RAPIDS Deployment Documentation

https://docs.rapids.ai/deployment/stable/

9 stars 28 forks source link

Update docs to install RAPIDS in ML Databricks Runtimes (via init scripts) #324

Closed skirui-source closed 7 months ago

skirui-source commented 7 months ago

Fixes: https://github.com/rapidsai/deployment/issues/299

Right now when you spin up a node you get CUDA 12.2 with the NVIDIA Drivers on Databricks. However, the Databricks container we are instructing to users has CUDA Toolkit 11.8 so you need to install cudf-cu11.

After testing, I was able to successfully pip install RAPIDS via init script using the ML Runtimes. This PR will update the docs, to avoid using the tensorflow/pytorchdocker runtime containers altogether.

Successfully worked for the following Databricks ML Runtimes, (installed Driver Version: 535.54.03 && CUDA Version: 12.2)

- 13.3 LTS ML (GPU, Scala 2.12, Spark 3.4.1)
- 14.0, 14.1, 14.2 ML (GPU, Scala 2.12, Spark 3.5.0)

Failed:

 - 12.2 LTS ML (GPU, Scala 2.12, Spark 3.3.2)
 - 14.3 LTS ML Beta(GPU, Scala 2.12, Spark 3.5.0)

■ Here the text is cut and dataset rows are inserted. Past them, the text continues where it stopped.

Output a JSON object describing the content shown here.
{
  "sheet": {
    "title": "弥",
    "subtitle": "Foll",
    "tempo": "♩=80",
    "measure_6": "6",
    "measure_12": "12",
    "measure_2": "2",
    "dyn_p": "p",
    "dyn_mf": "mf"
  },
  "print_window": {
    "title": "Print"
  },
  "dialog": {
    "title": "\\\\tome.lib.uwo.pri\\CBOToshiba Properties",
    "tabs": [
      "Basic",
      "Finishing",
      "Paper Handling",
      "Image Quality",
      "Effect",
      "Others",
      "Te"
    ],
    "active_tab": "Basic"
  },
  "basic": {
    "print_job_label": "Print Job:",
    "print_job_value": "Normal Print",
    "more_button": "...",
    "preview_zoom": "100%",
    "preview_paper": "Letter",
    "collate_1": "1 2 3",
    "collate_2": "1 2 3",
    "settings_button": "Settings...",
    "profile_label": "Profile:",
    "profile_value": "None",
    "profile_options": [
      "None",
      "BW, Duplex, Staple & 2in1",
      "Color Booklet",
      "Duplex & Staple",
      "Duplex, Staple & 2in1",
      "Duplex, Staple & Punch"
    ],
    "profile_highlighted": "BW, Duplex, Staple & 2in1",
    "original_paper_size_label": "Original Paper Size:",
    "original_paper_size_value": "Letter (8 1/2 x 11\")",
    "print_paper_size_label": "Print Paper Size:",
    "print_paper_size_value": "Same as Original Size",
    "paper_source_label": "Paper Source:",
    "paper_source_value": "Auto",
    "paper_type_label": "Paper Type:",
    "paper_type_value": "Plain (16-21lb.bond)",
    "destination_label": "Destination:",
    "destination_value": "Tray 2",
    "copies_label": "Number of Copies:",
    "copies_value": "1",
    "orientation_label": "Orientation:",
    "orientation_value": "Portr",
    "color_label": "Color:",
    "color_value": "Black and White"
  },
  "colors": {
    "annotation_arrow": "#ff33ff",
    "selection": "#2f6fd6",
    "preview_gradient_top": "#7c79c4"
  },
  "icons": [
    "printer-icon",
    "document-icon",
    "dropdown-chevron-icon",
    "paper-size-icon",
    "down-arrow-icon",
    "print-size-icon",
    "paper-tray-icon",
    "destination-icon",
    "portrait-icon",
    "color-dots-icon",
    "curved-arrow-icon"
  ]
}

skirui-source commented 7 months ago

Update:

For both single and multi-node clusters, I am able to successfully pip install (and import) Rapids and other libraries via init script with the 14.2 LTS ML Runtime (GPU, Scala 2.12, Spark 3.5.0).

However, with the same ML Runtime, i experience issues launching a multi-node Dask cluster with dask-databricks, i.e

dask databricks run : the cluster successfully launches and connects to dask scheduler and workers but fails to submit tasks to the client : RuntimeError: CuPy failed to load libnvrtc.so.12: OSError: libnvrtc.so.12: cannot open shared object file: No such file or directory
dask databricks run --cuda completely fails to launch the cluster. The init script logs show : OSError: libnvidia-ml.so.1: cannot open shared object file: No such file or directory and pynvml.nvml.NVMLError_LibraryNotFound: NVML Shared Library Not Found

skirui-source commented 7 months ago

@jacobtomlinson , did you want the init scripts stored in public S3 bucket (i filed ops ticket) or should we leave as is?

Also, Ready for Review

jacobtomlinson commented 7 months ago

Let's open a separate ticket for putting a copy in S3 to simplify things (would you mind opening that?). Then we can get this merged.

skirui-source commented 7 months ago

i have already filed issue with ops team to request a copy in S3 bucket. I think we can go ahead and merge this unless you have any additional feedback?